Topological Parallax: A Geometric Specification for Deep Perception Models
This work addresses the problem of ensuring safety and robustness in AI systems by providing a theoretical framework for evaluating model-dataset geometric alignment, though it appears incremental as it builds on existing topological data analysis methods.
The authors introduced topological parallax as a tool to compare the geometric structure of trained deep learning models to reference datasets, proving that this similarity is essential for trustworthy interpolation and perturbation, and conjecturing it adds value to debates on overfitting and generalization.

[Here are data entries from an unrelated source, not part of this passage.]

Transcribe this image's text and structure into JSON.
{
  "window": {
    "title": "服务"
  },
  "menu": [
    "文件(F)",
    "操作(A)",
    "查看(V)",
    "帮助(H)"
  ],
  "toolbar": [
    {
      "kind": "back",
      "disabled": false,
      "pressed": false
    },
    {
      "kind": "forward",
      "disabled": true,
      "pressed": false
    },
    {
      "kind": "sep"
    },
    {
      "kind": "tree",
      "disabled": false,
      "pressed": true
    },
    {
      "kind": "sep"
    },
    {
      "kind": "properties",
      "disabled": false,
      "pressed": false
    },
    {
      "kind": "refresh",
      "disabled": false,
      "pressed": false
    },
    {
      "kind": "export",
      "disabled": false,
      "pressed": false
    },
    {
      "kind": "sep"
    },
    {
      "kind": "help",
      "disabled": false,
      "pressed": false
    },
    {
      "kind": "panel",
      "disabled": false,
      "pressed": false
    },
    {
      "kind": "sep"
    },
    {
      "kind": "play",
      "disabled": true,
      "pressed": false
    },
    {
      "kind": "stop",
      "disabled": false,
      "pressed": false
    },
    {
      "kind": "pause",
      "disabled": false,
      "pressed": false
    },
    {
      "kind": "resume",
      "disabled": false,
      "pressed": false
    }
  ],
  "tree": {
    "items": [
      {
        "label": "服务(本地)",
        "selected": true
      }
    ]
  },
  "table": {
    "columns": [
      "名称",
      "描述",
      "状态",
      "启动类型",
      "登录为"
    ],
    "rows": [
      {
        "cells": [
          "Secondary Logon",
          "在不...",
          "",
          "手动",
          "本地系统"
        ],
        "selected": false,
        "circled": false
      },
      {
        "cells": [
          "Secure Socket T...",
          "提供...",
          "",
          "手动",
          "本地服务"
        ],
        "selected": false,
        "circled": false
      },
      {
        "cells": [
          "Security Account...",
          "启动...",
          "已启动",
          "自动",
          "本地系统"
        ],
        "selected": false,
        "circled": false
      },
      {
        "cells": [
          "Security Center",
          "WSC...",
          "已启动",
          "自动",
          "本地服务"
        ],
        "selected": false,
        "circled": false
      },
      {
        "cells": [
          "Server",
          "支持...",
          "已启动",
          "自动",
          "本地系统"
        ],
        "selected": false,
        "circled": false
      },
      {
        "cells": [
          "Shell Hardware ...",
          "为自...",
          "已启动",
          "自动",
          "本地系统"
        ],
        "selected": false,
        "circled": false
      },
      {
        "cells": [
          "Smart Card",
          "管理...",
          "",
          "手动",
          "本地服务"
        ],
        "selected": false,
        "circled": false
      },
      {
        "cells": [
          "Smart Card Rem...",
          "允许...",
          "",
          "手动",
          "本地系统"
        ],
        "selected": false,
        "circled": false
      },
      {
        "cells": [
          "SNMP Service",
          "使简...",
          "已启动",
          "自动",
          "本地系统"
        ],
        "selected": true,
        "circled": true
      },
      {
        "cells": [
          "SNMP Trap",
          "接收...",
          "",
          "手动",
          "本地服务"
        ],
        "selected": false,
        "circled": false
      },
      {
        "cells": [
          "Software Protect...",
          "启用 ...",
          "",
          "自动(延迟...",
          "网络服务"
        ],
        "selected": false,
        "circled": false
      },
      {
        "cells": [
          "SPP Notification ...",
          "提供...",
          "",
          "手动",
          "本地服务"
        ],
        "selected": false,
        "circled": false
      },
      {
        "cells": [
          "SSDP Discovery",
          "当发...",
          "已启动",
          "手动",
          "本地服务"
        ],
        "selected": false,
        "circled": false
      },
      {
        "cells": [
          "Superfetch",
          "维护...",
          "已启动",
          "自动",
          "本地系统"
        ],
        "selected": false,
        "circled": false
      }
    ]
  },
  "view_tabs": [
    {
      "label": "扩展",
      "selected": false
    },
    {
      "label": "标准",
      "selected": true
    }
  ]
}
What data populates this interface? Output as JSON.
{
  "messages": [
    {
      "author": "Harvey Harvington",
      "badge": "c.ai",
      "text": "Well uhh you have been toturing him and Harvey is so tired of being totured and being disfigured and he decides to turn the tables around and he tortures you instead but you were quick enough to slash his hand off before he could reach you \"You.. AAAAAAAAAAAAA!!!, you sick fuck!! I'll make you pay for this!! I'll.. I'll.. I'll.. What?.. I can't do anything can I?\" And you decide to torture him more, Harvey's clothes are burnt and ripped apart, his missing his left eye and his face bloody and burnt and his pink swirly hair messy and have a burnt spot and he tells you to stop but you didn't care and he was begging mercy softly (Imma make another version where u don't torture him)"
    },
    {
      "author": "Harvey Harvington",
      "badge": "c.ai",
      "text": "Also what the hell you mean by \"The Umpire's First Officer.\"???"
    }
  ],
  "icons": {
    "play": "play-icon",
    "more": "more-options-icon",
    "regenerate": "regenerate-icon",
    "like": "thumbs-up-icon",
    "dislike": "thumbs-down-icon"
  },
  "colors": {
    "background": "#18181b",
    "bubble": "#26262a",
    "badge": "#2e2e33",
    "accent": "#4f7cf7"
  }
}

For safety and robustness of AI systems, we introduce topological parallax as a theoretical and computational tool that compares a trained model to a reference dataset to determine whether they have similar multiscale geometric structure. Our proofs and examples show that this geometric similarity between dataset and model is essential to trustworthy interpolation and perturbation, and we conjecture that this new concept will add value to the current debate regarding the unclear relationship between overfitting and generalization in applications of deep-learning. In typical DNN applications, an explicit geometric description of the model is impossible, but parallax can estimate topological features (components, cycles, voids, etc.) in the model by examining the effect on the Rips complex of geodesic distortions using the reference dataset. Thus, parallax indicates whether the model shares similar multiscale geometric features with the dataset. Parallax presents theoretically via topological data analysis [TDA] as a bi-filtered persistence module, and the key properties of this module are stable under perturbation of the reference dataset.